Jennifer Tee
Tampan Tree of Life, Naga~Nagini, 2024
Tampan Song Birds, 2024
Ancestral Structure, Deep Life, 2024
Commissioned in 2024 by Lahore Biennale Foundation
Born in 1973 in Arnhem, Netherlands, Jennifer Tee produces work across a range of media, much of which deals with cross-cultural identity and narratives, inspired by her own family’s migration from Indonesia to the Netherlands in the 1950s. She frequently makes use of tulips, which, though now associated with the Netherlands, originated in Central Asia. She has had one-person exhibitions at the Stedelijk Museum, Art Space, Sydney, and Art Foundation Xiamen, and been part of the Istanbul Biennial, the Bienal de São Paolo, and “Indigo Waves and Other Stories” at SAVVY Contemporary and the Martin Gropius Bau.
For her first exhibition in Pakistan, Jennifer Tee selected two collages and a pineapple textile. Since 2017, Tee has made collages from tulip petals she gathers every spring, meticulously arranging thousands of pressed tulip petals into motifs taken from the tampan, woven squares that were exchanged during important rites of passage in the Lampung region of southern Sumatra, a crucial trade route since antiquity, which has long been a crossroads of cultures and artistic traditions. The predominant motif of these ‘ship cloths’ is that of the ship with a mast that often branches out into a tree of life – evocative of human souls continuing to new lives. The designs’ deeper meaning, the subject of migration, resonates with the artist’s own family history. In Tampan Tree of Life, Naga~Nagini, the tree mast branches into the naga, the mythological serpent deity with the power to create storms, rain, tempests, and cleave land from the sea. The Naga-Nagini took on different meanings as it traveled, mixing with different local folk traditions across Hindu and Buddhist cultures in South and Southeast Asia. Tampan Song Birds feature two avian creatures, which like ships are an emblem of migration.

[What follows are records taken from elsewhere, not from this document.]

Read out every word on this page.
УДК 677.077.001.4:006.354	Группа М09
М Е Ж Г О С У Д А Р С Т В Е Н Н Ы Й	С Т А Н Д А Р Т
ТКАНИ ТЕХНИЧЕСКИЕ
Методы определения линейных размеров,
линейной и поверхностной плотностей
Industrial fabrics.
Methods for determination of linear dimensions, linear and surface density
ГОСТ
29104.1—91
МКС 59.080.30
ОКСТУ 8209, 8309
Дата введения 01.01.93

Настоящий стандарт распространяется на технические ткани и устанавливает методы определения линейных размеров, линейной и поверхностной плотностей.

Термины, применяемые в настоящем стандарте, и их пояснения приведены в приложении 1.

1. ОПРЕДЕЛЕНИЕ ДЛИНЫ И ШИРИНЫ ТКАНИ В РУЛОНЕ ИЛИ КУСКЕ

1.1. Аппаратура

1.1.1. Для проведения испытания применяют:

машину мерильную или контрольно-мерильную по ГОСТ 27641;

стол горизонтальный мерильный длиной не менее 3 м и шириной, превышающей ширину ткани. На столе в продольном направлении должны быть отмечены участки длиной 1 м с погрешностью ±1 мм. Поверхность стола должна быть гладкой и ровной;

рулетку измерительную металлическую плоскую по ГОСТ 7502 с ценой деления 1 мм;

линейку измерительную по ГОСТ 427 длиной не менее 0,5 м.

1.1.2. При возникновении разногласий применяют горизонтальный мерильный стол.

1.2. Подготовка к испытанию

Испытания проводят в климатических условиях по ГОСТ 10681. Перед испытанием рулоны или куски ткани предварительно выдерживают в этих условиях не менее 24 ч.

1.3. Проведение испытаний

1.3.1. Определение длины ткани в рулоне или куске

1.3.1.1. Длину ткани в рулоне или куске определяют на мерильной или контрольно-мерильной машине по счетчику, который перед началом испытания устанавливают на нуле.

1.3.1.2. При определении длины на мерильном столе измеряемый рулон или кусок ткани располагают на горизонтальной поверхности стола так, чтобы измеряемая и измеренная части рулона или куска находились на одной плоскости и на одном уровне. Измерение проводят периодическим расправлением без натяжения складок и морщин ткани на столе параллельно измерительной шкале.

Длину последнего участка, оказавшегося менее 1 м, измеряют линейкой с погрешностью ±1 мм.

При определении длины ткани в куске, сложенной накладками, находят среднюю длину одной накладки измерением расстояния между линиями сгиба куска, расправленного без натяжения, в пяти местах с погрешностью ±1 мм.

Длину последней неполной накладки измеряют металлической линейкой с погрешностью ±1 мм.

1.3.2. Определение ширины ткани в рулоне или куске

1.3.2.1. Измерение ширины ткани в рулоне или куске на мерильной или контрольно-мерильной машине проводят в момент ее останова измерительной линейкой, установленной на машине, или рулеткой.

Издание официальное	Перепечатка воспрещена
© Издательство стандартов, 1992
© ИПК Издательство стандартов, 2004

Ancestral Structure, Deep Life is made of a sustainable textile created from pineapple leaves gathered in the Philippines, a process that extends the piña weaving tradition that dates back several centuries. The artist deems these creations “sessile beings,” which like trees are rooted in place. The life and structure of the title embrace not just humans, but also other creatures, in a family tree stretching back millions of years, a reminder of the cosmic time that all too often gets forgotten in the rush of everyday life.